Most of the useful data in the world, from economic data to news content to geographic information, lives somewhere on the internet - and this course will teach you how to access it. You'll explore how to work with APIs (computer-readable interfaces to websites), access data from Wikipedia and other sources, and build your own simple API client. For those occasions where APIs are not available, you'll find out how to use R to scrape information out of web pages. In the process you'll learn how to get data out of even the most stubborn website, and how to turn it into a format ready for further analysis. The packages you'll use and learn your way around are rvest, httr, xml2 and jsonlite, along with particular API client packages like WikipediR and pageviews.
Sometimes getting data off the internet is very, very simple - it's stored in a format that R can handle and just lives on a server somewhere, or it's in a more complex format and perhaps part of an API but there's an R package designed to make using it a piece of cake. This chapter will explore how to download and read in static files, and how to use APIs when pre-existing clients are available.
If an API client doesn't exist, it's up to you to communicate directly with the API. But don't worry, the package `httr` makes this really straightforward.
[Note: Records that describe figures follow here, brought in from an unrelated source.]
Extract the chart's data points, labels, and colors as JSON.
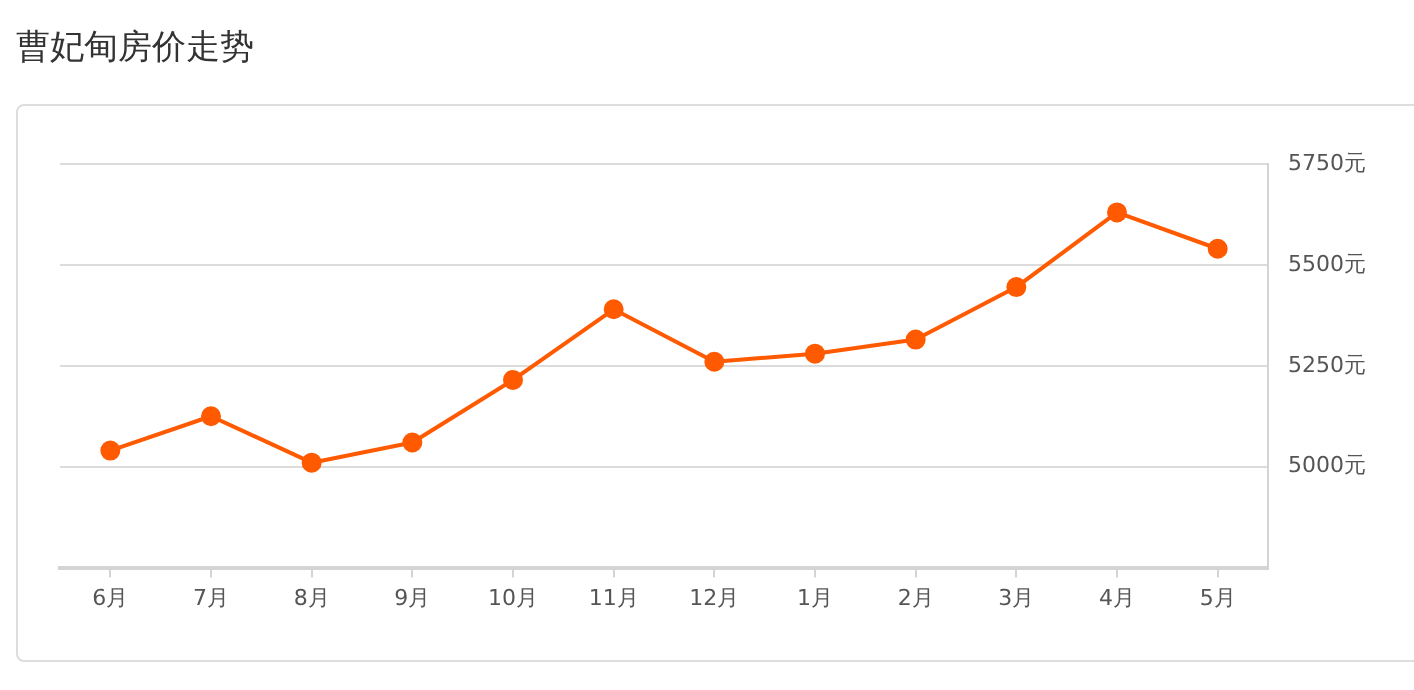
{
  "chart_data": {
    "type": "line",
    "title": "曹妃甸房价走势",
    "categories": [
      "6月",
      "7月",
      "8月",
      "9月",
      "10月",
      "11月",
      "12月",
      "1月",
      "2月",
      "3月",
      "4月",
      "5月"
    ],
    "series": [
      {
        "color": "#ff5a00",
        "values": [
          5040,
          5125,
          5010,
          5060,
          5215,
          5390,
          5260,
          5280,
          5315,
          5445,
          5630,
          5540
        ]
      }
    ],
    "ylim": [
      4750,
      5750
    ],
    "yticks": [
      {
        "value": 5000,
        "label": "5000元"
      },
      {
        "value": 5250,
        "label": "5250元"
      },
      {
        "value": 5500,
        "label": "5500元"
      },
      {
        "value": 5750,
        "label": "5750元"
      }
    ],
    "grid": "y",
    "legend": false,
    "marker": "circle",
    "line_style": "solid"
  }
}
In this chapter you'll learn how to make web requests from R, how to examine the responses you get back and some best practices for doing this in a responsible way.
Sometimes data is a TSV or nice plaintext output. Sometimes it's XML and/or JSON. This chapter walks you through what JSON and XML are, how to convert them into R-like objects, and how to extract data from them. You'll practice by examining the revision history for a Wikipedia article retrieved from the Wikipedia API using httr, xml2 and jsonlite.
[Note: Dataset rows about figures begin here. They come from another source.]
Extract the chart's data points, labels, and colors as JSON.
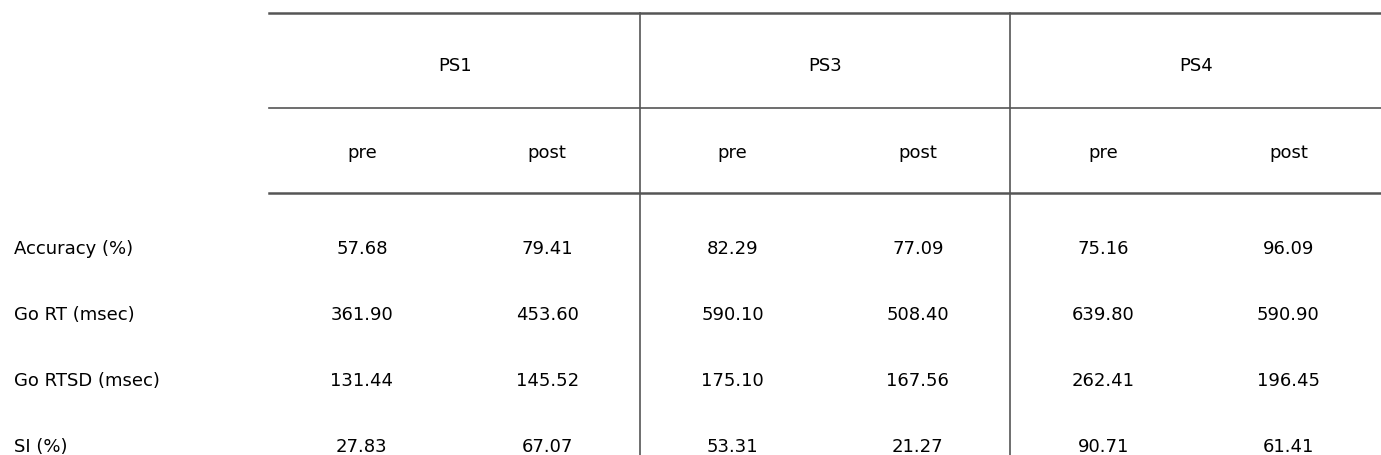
{
  "row_labels": [
    "Accuracy (%)",
    "Go RT (msec)",
    "Go RTSD (msec)",
    "SI (%)"
  ],
  "col_groups": [
    "PS1",
    "PS3",
    "PS4"
  ],
  "col_subheaders": [
    "pre",
    "post",
    "pre",
    "post",
    "pre",
    "post"
  ],
  "data": [
    [
      "57.68",
      "79.41",
      "82.29",
      "77.09",
      "75.16",
      "96.09"
    ],
    [
      "361.90",
      "453.60",
      "590.10",
      "508.40",
      "639.80",
      "590.90"
    ],
    [
      "131.44",
      "145.52",
      "175.10",
      "167.56",
      "262.41",
      "196.45"
    ],
    [
      "27.83",
      "67.07",
      "53.31",
      "21.27",
      "90.71",
      "61.41"
    ]
  ],
  "background_color": "#ffffff",
  "text_color": "#000000",
  "line_color": "#555555",
  "font_size": 13,
  "header_font_size": 13,
  "row_label_font_size": 13,
  "figsize": [
    13.81,
    4.56
  ],
  "dpi": 100
}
Now that we've covered the low-hanging fruit ("it has an API, and a client", "it has an API") it's time to talk about what to do when a website doesn't have any access mechanisms at all - when you have to rely on web scraping. This chapter will introduce you to the rvest web-scraping package, and build on your previous knowledge of XML manipulation and XPATHs.
CSS path-based web scraping is a far-more-pleasant alternative to using XPATHs. You'll start this chapter by learning about CSS, and how to leverage it for web scraping. Then, you'll work through a final case study that combines everything you've learnt so far to write a function that queries an API, parses the response and returns data in a nice form.